Study design: Prospective observational study of postsurfactant ventilatory management of consecutive infants (born between 10/99 and 12/02) of 28 to 34 weeks gestation. Extubation to SNIPPV was at the attending neonatologists' discretion. Babies in the CV group remained intubated, postsurfactant.

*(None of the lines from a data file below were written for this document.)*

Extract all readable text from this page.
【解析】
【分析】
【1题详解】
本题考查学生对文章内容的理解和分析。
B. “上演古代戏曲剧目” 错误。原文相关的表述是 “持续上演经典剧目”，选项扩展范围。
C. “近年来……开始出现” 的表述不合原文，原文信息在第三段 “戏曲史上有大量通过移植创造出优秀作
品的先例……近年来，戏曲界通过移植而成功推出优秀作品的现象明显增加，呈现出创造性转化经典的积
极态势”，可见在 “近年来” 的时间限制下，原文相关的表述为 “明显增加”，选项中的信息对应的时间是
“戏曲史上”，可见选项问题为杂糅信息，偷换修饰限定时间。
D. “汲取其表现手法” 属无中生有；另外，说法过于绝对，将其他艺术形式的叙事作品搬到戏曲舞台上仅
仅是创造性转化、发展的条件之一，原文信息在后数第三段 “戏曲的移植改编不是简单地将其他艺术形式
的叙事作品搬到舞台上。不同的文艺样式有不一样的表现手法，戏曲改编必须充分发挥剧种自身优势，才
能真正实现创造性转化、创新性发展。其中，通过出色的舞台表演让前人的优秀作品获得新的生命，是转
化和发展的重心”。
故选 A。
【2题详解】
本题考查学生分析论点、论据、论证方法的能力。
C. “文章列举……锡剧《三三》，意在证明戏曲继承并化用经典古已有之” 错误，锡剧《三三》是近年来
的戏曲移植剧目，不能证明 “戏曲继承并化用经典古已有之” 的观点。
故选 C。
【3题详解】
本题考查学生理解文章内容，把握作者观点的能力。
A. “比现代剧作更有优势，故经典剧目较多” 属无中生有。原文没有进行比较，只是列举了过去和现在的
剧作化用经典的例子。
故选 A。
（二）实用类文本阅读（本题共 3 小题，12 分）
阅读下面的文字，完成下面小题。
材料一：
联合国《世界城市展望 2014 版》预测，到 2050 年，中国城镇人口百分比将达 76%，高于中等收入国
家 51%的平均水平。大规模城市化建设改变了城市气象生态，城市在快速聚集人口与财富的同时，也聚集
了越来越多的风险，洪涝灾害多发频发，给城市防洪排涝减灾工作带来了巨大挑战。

Results: There were no significant differences in the maternal demographics, antenatal steroid use, mode of delivery, birth weight (BW), gestational age (GA), gender, Apgar at 5 minutes, age at surfactant instillation, or oxygenation index (OI) prior to surfactant administration, between infants continued on CV (n=35) and those extubated to SNIPPV (n=24). The total duration of endotracheal intubation (mean+/-SEM; CV versus SNIPPV; 2.4+/-0.4 versus 0.3+/-0.0 days, p=0.001) and duration of supplemental oxygen exposure (15+/-3.2 versus 8.2+/-3.3 days, p=0.04) were significantly shorter in the SNIPPV group. Furthermore, the duration of parenteral nutrition (12.1+/-1.6 versus 8.4+/-0.8 days, p=0.02) and length of stay (37.5+/-3.0 versus 29.1+/-3.3 days, p=0.04) were also significantly shorter in the SNIPPV group. There were no differences between the two groups in blood gas or OI values postsurfactant (up to 48 hours). There was no statistical difference in the incidence of intraventricular hemorrhage grade I (three (9%) in the CV group and two infants (8%) in the SNIPPV group). No infant died in either group or had patent ductus arteriosus, air leaks, necrotizing enterocolitis, periventricular leukomalacia, retinopathy of prematurity or bronchopulmonary dysplasia.
Conclusions: Infants of 28 to 34 weeks GA with RDS requiring surfactant with early extubation to SNIPPV had a shorter duration of intubation, and decreased need for oxygen as compared to CV. There was also a significant decrease in the duration of parenteral nutrition and hospitalization. SNIPPV is a safe and effective primary mode of ventilation in larger premature infants.